Purpose: To demonstrate the suitability of optically stimulated luminescence detectors (OSLDs) for accurate simultaneous measurement of the absolute point dose and dose-weighted linear energy transfer (LETD) in an anthropomorphic phantom for experimental validation of daily adaptive proton therapy. Methods: A clinically realistic intensity-modulated proton therapy (IMPT) treatment plan was created based on a CT of an anthropomorphic head-and-neck phantom made of tissue-equivalent material. The IMPT plan was optimized with three fields to deliver a uniform dose to the target volume covering the OSLDs. Different scenarios representing inter-fractional anatomical changes were created by modifying the phantom. An online adaptive proton therapy workflow was used to recover the daily dose distribution and account for the applied geometry changes. To validate the adaptive workflow, measurements were performed by irradiating Al2O3:C OSLDs inside the phantom. In addition to the measurements, retrospective Monte Carlo simulations were performed to compare the absolute dose and dose-averaged LET (LETD) delivered to the OSLDs. Results: The online adaptive proton therapy workflow was shown to recover significant degradation in dose conformity resulting from large anatomical and positioning deviations from the reference plan. The Monte Carlo simulations were in close agreement with the OSLD measurements, with an average relative error of 1.4% for doses and 3.2% for LETD. The use of OSLDs for LET determination allowed for a correction for the ionization quenched response.

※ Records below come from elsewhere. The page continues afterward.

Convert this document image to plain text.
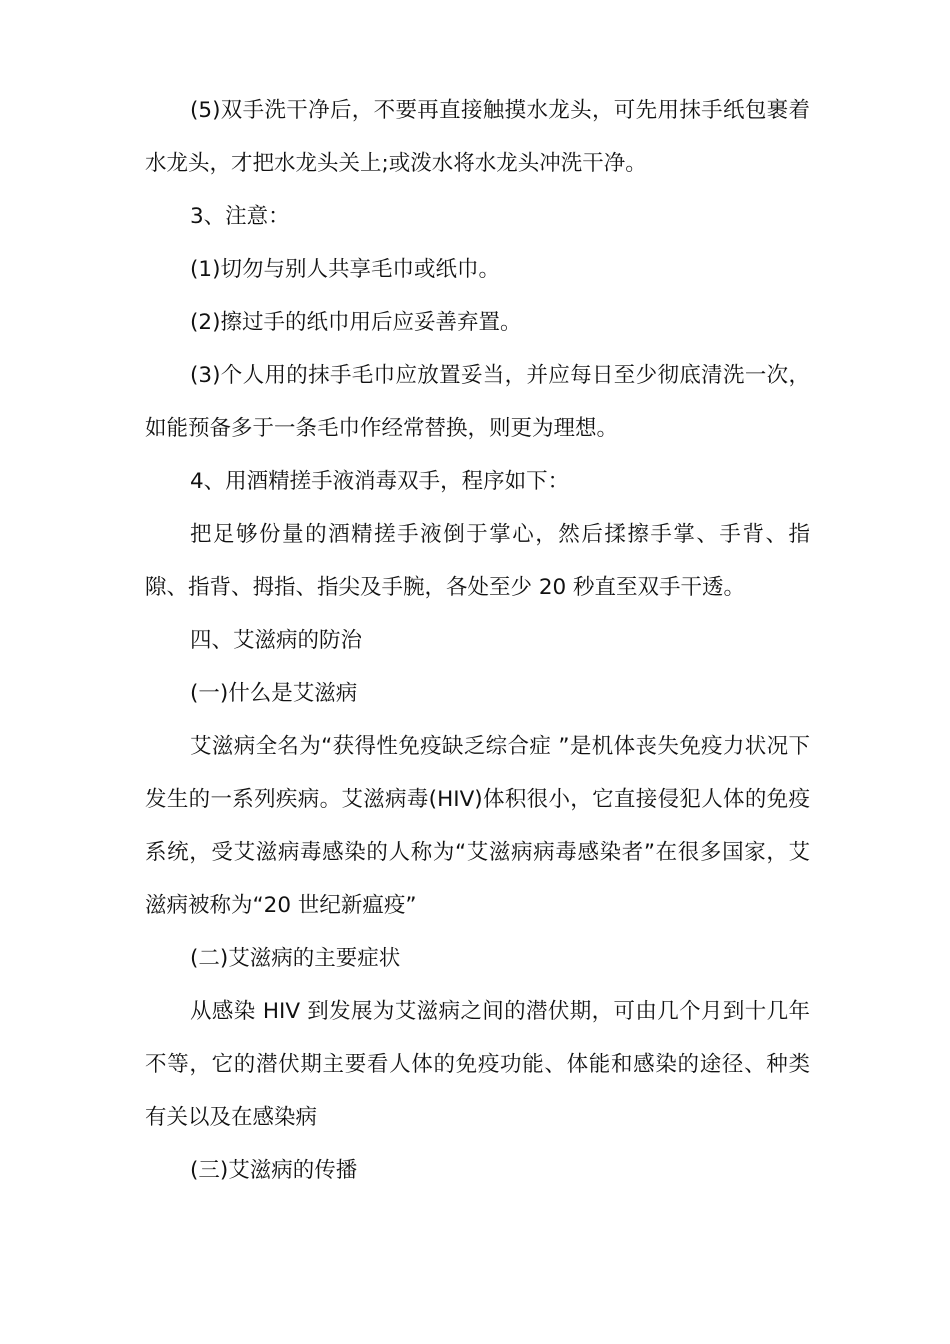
(5)双手洗干净后，不要再直接触摸水龙头，可先用抹手纸包裹着水龙头，才把水龙头关上;或泼水将水龙头冲洗干净。

3、注意：

(1)切勿与别人共享毛巾或纸巾。

(2)擦过手的纸巾用后应妥善弃置。

(3)个人用的抹手毛巾应放置妥当，并应每日至少彻底清洗一次，如能预备多于一条毛巾作经常替换，则更为理想。

4、用酒精搓手液消毒双手，程序如下：

把足够份量的酒精搓手液倒于掌心，然后揉擦手掌、手背、指隙、指背、拇指、指尖及手腕，各处至少 20 秒直至双手干透。

四、艾滋病的防治

(一)什么是艾滋病

艾滋病全名为“获得性免疫缺乏综合症 ”是机体丧失免疫力状况下发生的一系列疾病。艾滋病毒(HIV)体积很小，它直接侵犯人体的免疫系统，受艾滋病毒感染的人称为“艾滋病病毒感染者”在很多国家，艾滋病被称为“20 世纪新瘟疫”

(二)艾滋病的主要症状

从感染 HIV 到发展为艾滋病之间的潜伏期，可由几个月到十几年不等，它的潜伏期主要看人体的免疫功能、体能和感染的途径、种类有关以及在感染病

(三)艾滋病的传播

Conclusion: The OSLDs appear to be an excellent detector for simultaneously assessing dose and LET distributions in proton irradiation of an anthropomorphic phantom. The OSLDs can be cut to almost any size and shape, making them ideal for in-phantom measurements to probe the radiation quality and dose in a predefined region of interest. Although we have presented the results obtained in the experimental validation of an adaptive proton therapy workflow, the same approach can be generalized and used for a variety of clinical innovations and workflow developments that require accurate assessment of point dose and/or average LET.